I'm always on the lookout for new books from Europa Editions - and when I saw this one, I snapped it up.
Alina Bronsky's first novel is hard to put down. It kept me up till one last night. There are so many books out there about murder and violence, but this story starts after the crime. Sascha watched her ex-stepfather Vadim shoot and kill her mother. Now she's seventeen and biding her time till Vadim gets out of jail, so she can kill him.
Her nine-year-old brother Anton thinks she has a good idea. He was there too. So was the toddler of the family, Alissa. They live in the Russian ghetto of Berlin, shunned by most of their neighbors for having such bad luck, but lovingly cooked for and cared for by their fat Russian cousin Maria.
Sascha is brash, angry, fearless, oddly witty, often kind - and brilliant at math, chess and languages. She's not interested in drugs or alcohol, but she sometimes makes aggressive use of sex. In a strange way, even at her most self-destructive, she's working intelligently at repairing her personal damage. Totally likeable, she hardly knows how to handle it when people do like her.

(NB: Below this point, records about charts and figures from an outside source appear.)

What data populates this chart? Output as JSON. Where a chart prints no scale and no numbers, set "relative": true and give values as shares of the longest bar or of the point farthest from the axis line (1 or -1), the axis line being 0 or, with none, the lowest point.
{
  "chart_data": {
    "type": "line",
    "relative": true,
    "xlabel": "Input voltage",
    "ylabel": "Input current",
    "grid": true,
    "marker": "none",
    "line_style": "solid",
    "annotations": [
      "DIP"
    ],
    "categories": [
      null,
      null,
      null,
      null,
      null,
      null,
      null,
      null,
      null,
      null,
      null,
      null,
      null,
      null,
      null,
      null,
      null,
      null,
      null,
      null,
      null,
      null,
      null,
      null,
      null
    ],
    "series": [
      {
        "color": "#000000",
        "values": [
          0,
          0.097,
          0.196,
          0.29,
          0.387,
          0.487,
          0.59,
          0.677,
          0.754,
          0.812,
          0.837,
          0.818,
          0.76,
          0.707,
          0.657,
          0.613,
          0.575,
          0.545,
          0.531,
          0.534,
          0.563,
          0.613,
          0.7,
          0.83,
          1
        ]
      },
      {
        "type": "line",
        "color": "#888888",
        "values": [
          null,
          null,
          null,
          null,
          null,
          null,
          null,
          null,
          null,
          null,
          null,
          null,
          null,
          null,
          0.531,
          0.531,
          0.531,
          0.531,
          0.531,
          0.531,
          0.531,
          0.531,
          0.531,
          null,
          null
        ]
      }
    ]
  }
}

There are lots of other wonderful characters, too, flawed in ways that only make them more interesting. Despite the plethora of broken heads, hearts and windows in this book, the dialog is often quite funny and the mood curiously upbeat.
I have to assume the translation is excellent, because Alina Bronsky comes across as a very fine writer with a truly original turn of mind. Hope she's at work on another book!